Público - 05 Jun 08

 

A questão religiosa
Manuel Brás

 

Quando apresentou o conteúdo da nova lei que facilita o divórcio, o Governo apressou-se a garantir que não pretendia criar, ou recriar, uma questão religiosa. Curioso, porque o Governo usou como pretexto para essa alteração números de casamentos católicos dos últimos 40 anos, que interpretou como uma perda de influência da Igreja na sociedade portuguesa. Ora, se a Igreja perdeu influência, quem é que a ganhou? O Governo? Quando alguém perde influência, há outro alguém que a ganha, pois a influência - o poder - não se recolhe ao vazio. Quando o Governo justifica a legislação que torna ainda mais precária e descartável a instituição casamento, baseado na proclamada perda de influência da Igreja, o que é que pretende? Substituir a Igreja? Se isto não é uma questão religiosa, então o que é?

 

O que é que o Governo entende por casamento? Não o definiu. Estará a falar do mesmo que a generalidade dos portugueses? É bem provável que não.
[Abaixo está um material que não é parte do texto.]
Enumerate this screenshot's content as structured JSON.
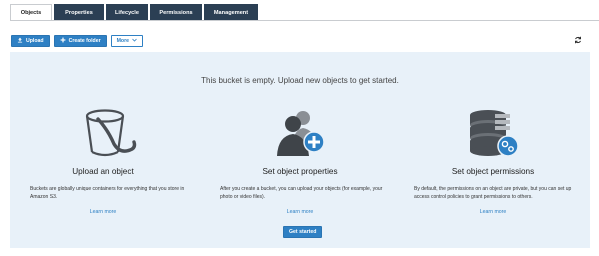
{
  "tabs": [
    {
      "label": "Objects",
      "active": true
    },
    {
      "label": "Properties",
      "active": false
    },
    {
      "label": "Lifecycle",
      "active": false
    },
    {
      "label": "Permissions",
      "active": false
    },
    {
      "label": "Management",
      "active": false
    }
  ],
  "toolbar": {
    "upload_label": "Upload",
    "upload_icon": "upload-icon",
    "create_folder_label": "Create folder",
    "create_folder_icon": "plus-icon",
    "more_label": "More",
    "more_icon": "chevron-down-icon",
    "refresh_icon": "refresh-icon"
  },
  "empty_state": {
    "message": "This bucket is empty. Upload new objects to get started.",
    "columns": [
      {
        "icon": "bucket-icon",
        "title": "Upload an object",
        "description": "Buckets are globally unique containers for everything that you store in Amazon S3.",
        "link": "Learn more"
      },
      {
        "icon": "users-add-icon",
        "title": "Set object properties",
        "description": "After you create a bucket, you can upload your objects (for example, your photo or video files).",
        "link": "Learn more"
      },
      {
        "icon": "database-permissions-icon",
        "title": "Set object permissions",
        "description": "By default, the permissions on an object are private, but you can set up access control policies to grant permissions to others.",
        "link": "Learn more"
      }
    ],
    "get_started_label": "Get started"
  },
  "colors": {
    "tab_dark": "#2b3f54",
    "primary_blue": "#2e80c4",
    "panel_bg": "#e8f1f9",
    "icon_dark": "#4a4f55"
  }
}
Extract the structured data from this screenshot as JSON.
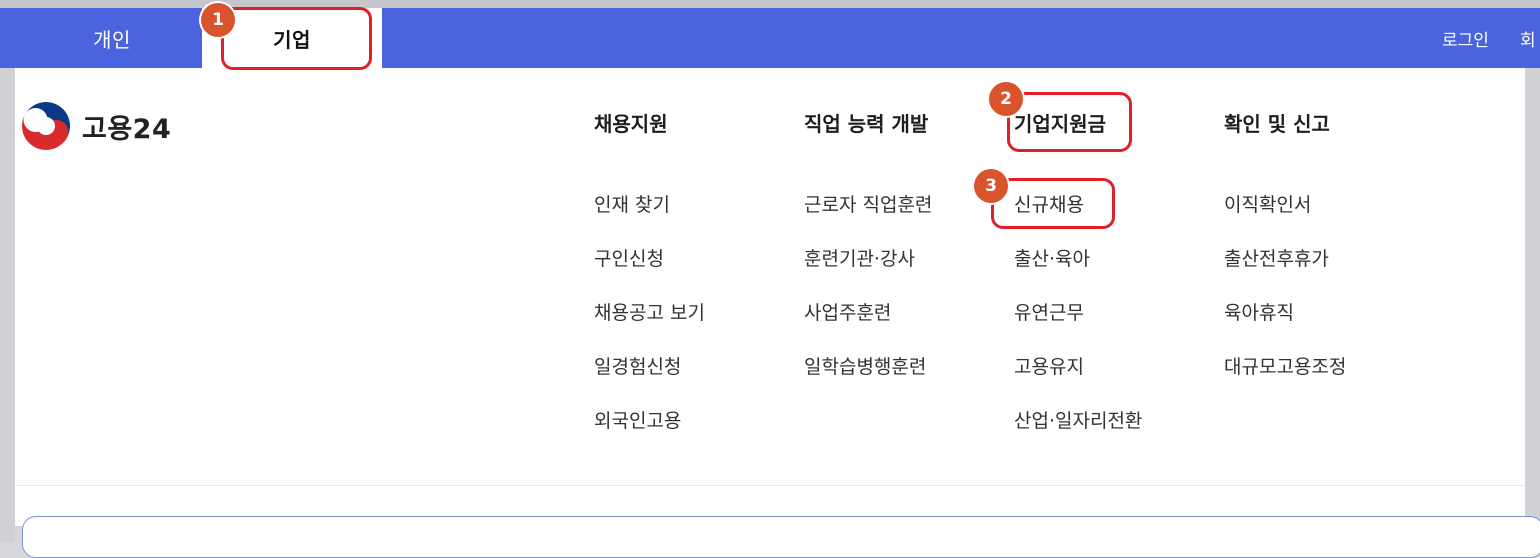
{
  "topbar": {
    "tabs": [
      {
        "label": "개인"
      },
      {
        "label": "기업"
      }
    ],
    "login": "로그인",
    "signup_partial": "회"
  },
  "logo": {
    "text": "고용24",
    "icon": "taegeuk-logo-icon"
  },
  "menu": {
    "columns": [
      {
        "header": "채용지원",
        "items": [
          "인재 찾기",
          "구인신청",
          "채용공고 보기",
          "일경험신청",
          "외국인고용"
        ]
      },
      {
        "header": "직업 능력 개발",
        "items": [
          "근로자 직업훈련",
          "훈련기관·강사",
          "사업주훈련",
          "일학습병행훈련"
        ]
      },
      {
        "header": "기업지원금",
        "items": [
          "신규채용",
          "출산·육아",
          "유연근무",
          "고용유지",
          "산업·일자리전환"
        ]
      },
      {
        "header": "확인 및 신고",
        "items": [
          "이직확인서",
          "출산전후휴가",
          "육아휴직",
          "대규모고용조정"
        ]
      }
    ]
  },
  "annotations": {
    "badges": [
      "1",
      "2",
      "3"
    ],
    "color": "#e02028",
    "badge_color": "#d9542c"
  },
  "colors": {
    "topbar": "#4a64e0"
  }
}
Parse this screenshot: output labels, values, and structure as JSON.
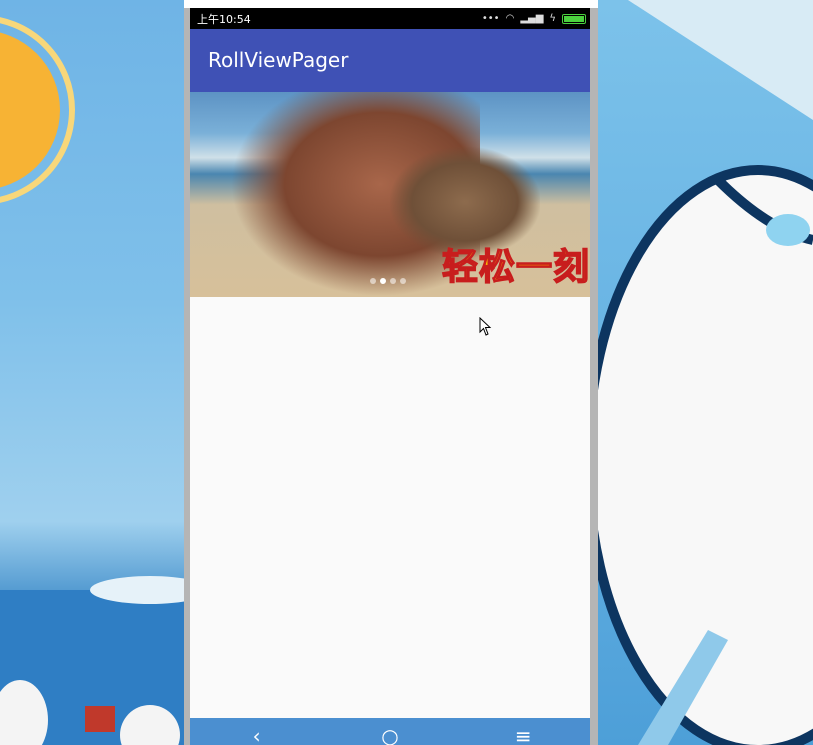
{
  "status_bar": {
    "time": "上午10:54",
    "icons": [
      "more-dots-icon",
      "wifi-icon",
      "signal-icon",
      "charging-icon",
      "battery-icon"
    ]
  },
  "app_bar": {
    "title": "RollViewPager",
    "color": "#3f51b5"
  },
  "banner": {
    "caption": "轻松一刻",
    "pager": {
      "total": 4,
      "active": 1
    }
  },
  "nav_bar": {
    "color": "#4b8fd0",
    "buttons": [
      {
        "icon": "back-icon",
        "glyph": "‹"
      },
      {
        "icon": "home-icon",
        "glyph": "○"
      },
      {
        "icon": "menu-icon",
        "glyph": "≡"
      }
    ]
  }
}
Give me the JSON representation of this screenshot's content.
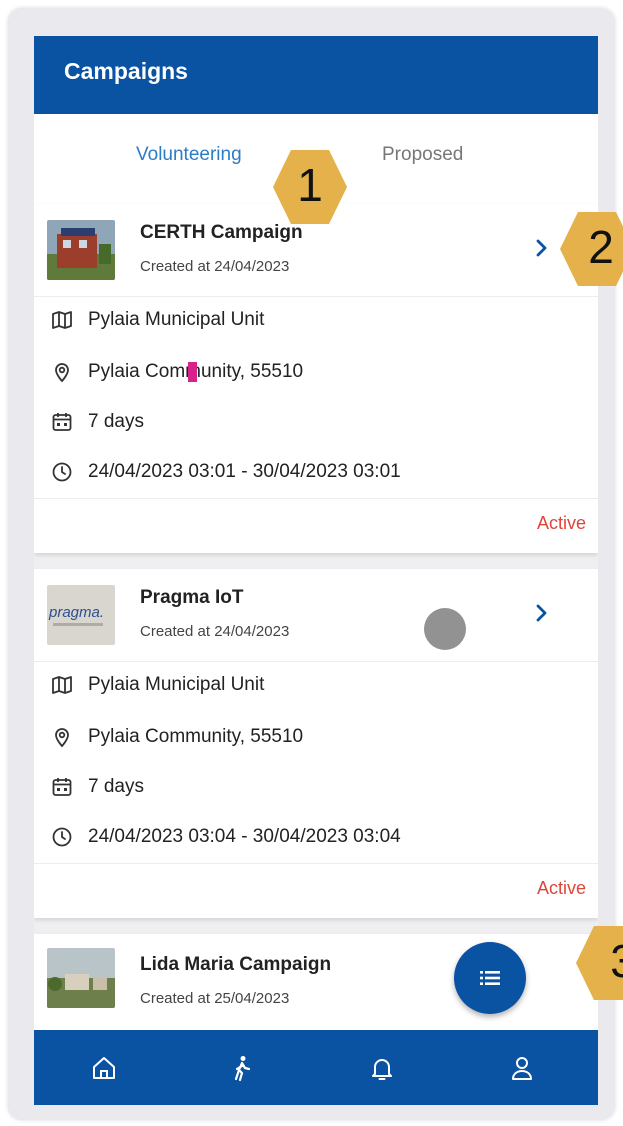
{
  "appbar": {
    "title": "Campaigns"
  },
  "tabs": [
    {
      "label": "Volunteering",
      "selected": true
    },
    {
      "label": "Proposed",
      "selected": false
    }
  ],
  "campaigns": [
    {
      "title": "CERTH Campaign",
      "created": "Created at 24/04/2023",
      "municipality": "Pylaia Municipal Unit",
      "location": "Pylaia Community, 55510",
      "duration": "7 days",
      "period": "24/04/2023 03:01 - 30/04/2023 03:01",
      "status": "Active"
    },
    {
      "title": "Pragma IoT",
      "created": "Created at 24/04/2023",
      "municipality": "Pylaia Municipal Unit",
      "location": "Pylaia Community, 55510",
      "duration": "7 days",
      "period": "24/04/2023 03:04 - 30/04/2023 03:04",
      "status": "Active"
    },
    {
      "title": "Lida Maria Campaign",
      "created": "Created at 25/04/2023"
    }
  ],
  "annotations": [
    "1",
    "2",
    "3"
  ],
  "colors": {
    "primary": "#0a53a3",
    "tab_active": "#2c7cc7",
    "status_active": "#e0453a",
    "badge": "#e4b14a"
  },
  "icons": {
    "nav": [
      "home-icon",
      "walk-icon",
      "bell-icon",
      "user-icon"
    ],
    "fab": "list-icon",
    "chevron": "chevron-right-icon"
  }
}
A deputada do Bloco de Esquerda bem tinha razão: o Governo podia e devia ter ido mais longe; que cada um se case com aquilo que quiser. Ao fim e ao cabo o assunto há-de voltar à baila na próxima legislatura socialista, com outros contornos...

 

(...) Por que é que o Governo não questiona e avalia os efeitos do divórcio na sociedade portuguesa nas últimas décadas? É o divórcio um bem ou um mal, a prazo, para a sociedade? Não se trata de condenar aqueles que, no fundo, são vítimas do crescente recurso ao divórcio, mas sim de reconhecer que todos os casamentos que se puderem salvar e todos os divórcios que se puderem evitar redundam num bem para as famílias e para a sociedade, e actuar em consequência. A lei aprovada mina a confiança entre as pessoas, desvirtua a palavra dada e a capacidade das pessoas se comprometerem, permitindo o divórcio de ânimo leve. Aliás, até é contraditória com o conceito de casamento. Se é assim, para quê casar?

 

A tentativa, por um lado, de precarizar e tornar descartáveis os casamentos de jure e, por outro lado, equiparar de jure, como casamento, uniões precárias, poderá acabar por transformar o casamento - o que quer que se entenda por isso - em algo não só indefinível como absurdo.

 

Mas, talvez haja, para tudo isto, uma razão obscura de carácter marcadamente ideológico: é que o divórcio é um pilar fundamental do credo republicano, quase uma razão de ser dessa ideologia. Na verdade, a ideologia republicana anda amarrada ao divórcio desde sempre, ao ponto deste constituir uma das suas principais receitas a aviar logo que chegam ao poder. Foi uma das primeiras coisas que fizeram após a implantação da república, ainda em 1910, em 1975 e agora em 2008, para abrilhantar os 100 anos da mesma.